In this post, we show that the diagonals of a parallelogram bisect each other. We will use the fact that the diagonal of a parallelogram is a transversal to the opposite sides of the parallelogram. The transversal and the sides form congruent alternate interior angles. Recall that the alternate interior angles formed by a transversal and parallel lines are congruent.

**Given**

Parallelogram $latex ABCD$ with diagonals $latex \overline{AC}$ and $latex \overline{BD}$.

**What to Show**

$latex \overline{AO} \cong \overline{OC}$ and $latex \overline{BO} \cong \overline{OD}$.

**Proof**

$latex \angle OAB \cong \angle OCD$ because they are alternate interior angles of parallel lines that pass through $latex \overline {AB}$ and $latex \overline {CD}$ cut by the transversal $latex \overline{AC}$ (**A**).

$latex \overline{AB} \cong \overline{CD}$ because opposite sides of a parallelogram are congruent (**S**).

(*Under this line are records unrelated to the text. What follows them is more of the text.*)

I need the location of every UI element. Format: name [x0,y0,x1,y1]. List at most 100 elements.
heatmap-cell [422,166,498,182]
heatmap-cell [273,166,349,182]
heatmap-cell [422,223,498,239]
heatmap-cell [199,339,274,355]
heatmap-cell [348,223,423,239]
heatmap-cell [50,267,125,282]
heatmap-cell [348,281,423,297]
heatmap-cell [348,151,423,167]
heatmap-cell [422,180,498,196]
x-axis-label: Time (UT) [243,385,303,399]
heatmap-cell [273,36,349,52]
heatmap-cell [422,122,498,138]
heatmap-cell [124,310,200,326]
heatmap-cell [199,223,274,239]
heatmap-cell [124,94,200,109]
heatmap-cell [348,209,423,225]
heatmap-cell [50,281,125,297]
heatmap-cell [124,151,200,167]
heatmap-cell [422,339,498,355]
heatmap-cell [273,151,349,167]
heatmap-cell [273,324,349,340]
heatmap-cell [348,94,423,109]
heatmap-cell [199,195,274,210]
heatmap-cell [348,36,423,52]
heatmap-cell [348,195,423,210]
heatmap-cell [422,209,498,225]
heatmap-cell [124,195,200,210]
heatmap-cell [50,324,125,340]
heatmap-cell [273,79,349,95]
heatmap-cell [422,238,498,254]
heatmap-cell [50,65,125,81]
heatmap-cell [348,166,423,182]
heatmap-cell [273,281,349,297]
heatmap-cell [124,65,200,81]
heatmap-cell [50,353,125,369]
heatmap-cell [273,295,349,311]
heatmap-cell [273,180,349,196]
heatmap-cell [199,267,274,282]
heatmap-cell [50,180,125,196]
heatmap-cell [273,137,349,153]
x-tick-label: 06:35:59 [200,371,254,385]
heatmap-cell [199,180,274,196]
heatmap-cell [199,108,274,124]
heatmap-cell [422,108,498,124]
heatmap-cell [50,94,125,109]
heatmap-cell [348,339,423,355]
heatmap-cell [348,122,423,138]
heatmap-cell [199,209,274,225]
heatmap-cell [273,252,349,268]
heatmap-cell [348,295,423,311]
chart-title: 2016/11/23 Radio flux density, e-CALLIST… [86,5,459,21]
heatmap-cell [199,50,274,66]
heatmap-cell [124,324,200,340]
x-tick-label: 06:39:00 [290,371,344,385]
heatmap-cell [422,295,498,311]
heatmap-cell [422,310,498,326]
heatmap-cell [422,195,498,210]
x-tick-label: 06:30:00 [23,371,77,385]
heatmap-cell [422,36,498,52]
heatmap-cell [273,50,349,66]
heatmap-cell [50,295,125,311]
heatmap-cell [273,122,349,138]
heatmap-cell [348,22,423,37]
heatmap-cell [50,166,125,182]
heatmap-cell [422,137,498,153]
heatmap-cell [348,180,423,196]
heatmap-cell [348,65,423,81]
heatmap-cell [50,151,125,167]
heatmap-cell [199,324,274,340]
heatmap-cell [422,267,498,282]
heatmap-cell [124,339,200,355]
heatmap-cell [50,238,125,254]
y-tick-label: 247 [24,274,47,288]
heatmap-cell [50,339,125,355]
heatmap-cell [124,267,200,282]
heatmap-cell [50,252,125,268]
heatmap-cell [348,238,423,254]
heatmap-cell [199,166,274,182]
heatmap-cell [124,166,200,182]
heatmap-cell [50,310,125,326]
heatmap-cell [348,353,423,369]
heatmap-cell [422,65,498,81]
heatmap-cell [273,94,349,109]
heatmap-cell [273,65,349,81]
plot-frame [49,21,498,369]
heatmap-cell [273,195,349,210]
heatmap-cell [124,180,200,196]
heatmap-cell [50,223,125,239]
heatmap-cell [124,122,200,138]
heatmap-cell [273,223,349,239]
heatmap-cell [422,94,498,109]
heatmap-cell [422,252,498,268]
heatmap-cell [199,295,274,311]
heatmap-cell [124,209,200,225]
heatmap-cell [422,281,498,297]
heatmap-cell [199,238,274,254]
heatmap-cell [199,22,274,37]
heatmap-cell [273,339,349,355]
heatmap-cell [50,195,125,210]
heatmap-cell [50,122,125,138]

$latex \angle ABO \cong \angle ODC$ because they are alternate interior angles of parallel lines that pass through $latex \overline {AB}$ and $latex \overline {CD}$ cut by the transversal $latex \overline{BD}$ (**A**).

By **ASA **Triangle Congruence theorem, $latex \triangle AOB \cong \triangle COD$.

$latex \overline{AO} \cong \overline{OC}$ and $latex \overline{BO} \cong \overline{OD}$ because corresponding sides of congruent triangles are congruent.